With the physical nature of the National Football League, players are always looking for ways to help with the pain and ailments that happen throughout their careers. Although it is against the NFL drug policy and can lead to possible suspensions if caught, marijuana is a popular remedy for pain and concussions among players.
In interviews conducted by Bleacher Report over the past month, 16 players currently in the NFL offered insight into how players are able to indulge in cannabis without getting caught. None of the 16 players wanted to be identified, but shared personal opinions on marijuana use based on their personal experience in the league. A few shared knowledge of their teammates and opponents smoking up to four times a week, whether it be post-game or after tough, physical practices.
Out of 16 interviewed players, only one chose not to give an estimated percentage of players that use marijuana, but he believed it was a “shitload”. Ten said at least half of the league uses regularly, two said 70 percent, two said 10 percent. The one player out of the 16 who does not personally smoke guessed 10 to 15 percent of the league smokes.
In a league that has become intertwined with the lifelong effects that concussions can cause, marijuana has become a more important topic than ever before.
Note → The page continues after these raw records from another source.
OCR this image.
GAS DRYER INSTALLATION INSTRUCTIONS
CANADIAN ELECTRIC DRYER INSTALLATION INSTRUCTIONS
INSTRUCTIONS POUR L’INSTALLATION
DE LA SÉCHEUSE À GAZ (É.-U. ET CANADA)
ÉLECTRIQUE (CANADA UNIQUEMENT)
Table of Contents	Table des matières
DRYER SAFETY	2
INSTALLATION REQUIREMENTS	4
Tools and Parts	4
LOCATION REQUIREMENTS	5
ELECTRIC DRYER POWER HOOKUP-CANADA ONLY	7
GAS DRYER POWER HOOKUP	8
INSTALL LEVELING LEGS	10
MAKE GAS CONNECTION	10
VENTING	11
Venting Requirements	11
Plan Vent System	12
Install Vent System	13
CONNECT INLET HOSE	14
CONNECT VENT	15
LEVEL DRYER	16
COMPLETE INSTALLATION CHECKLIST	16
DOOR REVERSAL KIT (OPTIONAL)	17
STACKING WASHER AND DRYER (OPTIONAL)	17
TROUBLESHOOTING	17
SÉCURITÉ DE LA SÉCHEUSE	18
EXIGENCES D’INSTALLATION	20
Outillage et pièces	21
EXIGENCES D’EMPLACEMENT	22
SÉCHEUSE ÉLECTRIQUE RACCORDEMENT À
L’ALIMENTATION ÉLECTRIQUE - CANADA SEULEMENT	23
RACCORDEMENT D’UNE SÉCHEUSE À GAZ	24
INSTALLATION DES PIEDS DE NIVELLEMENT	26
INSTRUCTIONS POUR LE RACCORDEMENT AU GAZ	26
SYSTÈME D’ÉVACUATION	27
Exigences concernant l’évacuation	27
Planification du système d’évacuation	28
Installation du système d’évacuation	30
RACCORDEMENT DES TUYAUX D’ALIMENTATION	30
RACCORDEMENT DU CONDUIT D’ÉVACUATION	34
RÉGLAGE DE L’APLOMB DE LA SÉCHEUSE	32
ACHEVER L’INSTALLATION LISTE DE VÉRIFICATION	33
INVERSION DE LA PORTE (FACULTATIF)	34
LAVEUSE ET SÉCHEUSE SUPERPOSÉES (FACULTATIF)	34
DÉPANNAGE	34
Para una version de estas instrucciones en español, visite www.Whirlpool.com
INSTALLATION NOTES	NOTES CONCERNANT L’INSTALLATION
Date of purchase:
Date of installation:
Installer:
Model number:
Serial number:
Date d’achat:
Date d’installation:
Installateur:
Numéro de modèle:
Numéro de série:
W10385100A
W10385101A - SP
Last year, 3 former Super Bowl champions came forward to support reforming league policies to allow players to use medical marijuana.
The impact of concussions has been seen in tragedy such as Jovan Belcher, as well as in the recent retirements of young, talented players like Anthony Davis and Chris Borland.
One veteran linebacker spoke about how marijuana helped him recover from concussions faster and with fewer side effects, but early in his career, when he didn’t use marijuana, he struggled greatly with concussions:
“One time I had a really bad concussion. The headaches went on for three days. I always tell people that I understood why some guys with head trauma want to take their own lives. It’s miserable.”
Another issue relating to marijuana use is the idea that is a safer medication than the painkillers that are a staple for NFL players. With a large number of retired players coming forward about the addiction problems they have faced since their time in the league, it seems that many people believe allowing marijuana would be the way to counteract the problems with prescription drugs. One study recently revealed that medical marijuana could reduce opiod related overdoses by up to 25 percent.
With the negative stigma that still follows marijuana, it does not appear that it will replace the painkillers any time soon as the suggested way of easing pain and head trauma, even if it does have the support of many players.
As the national cannabis landscape continues to grow and change, the NFL is not adapting even as its players are. With such a high percentage of players reportedly using marijuana for not only recreational use, but to help treat the ailments they deal with on an everyday basis, it appears that the league would benefit from increased research and understanding of the possible benefits marijuana can have for the players.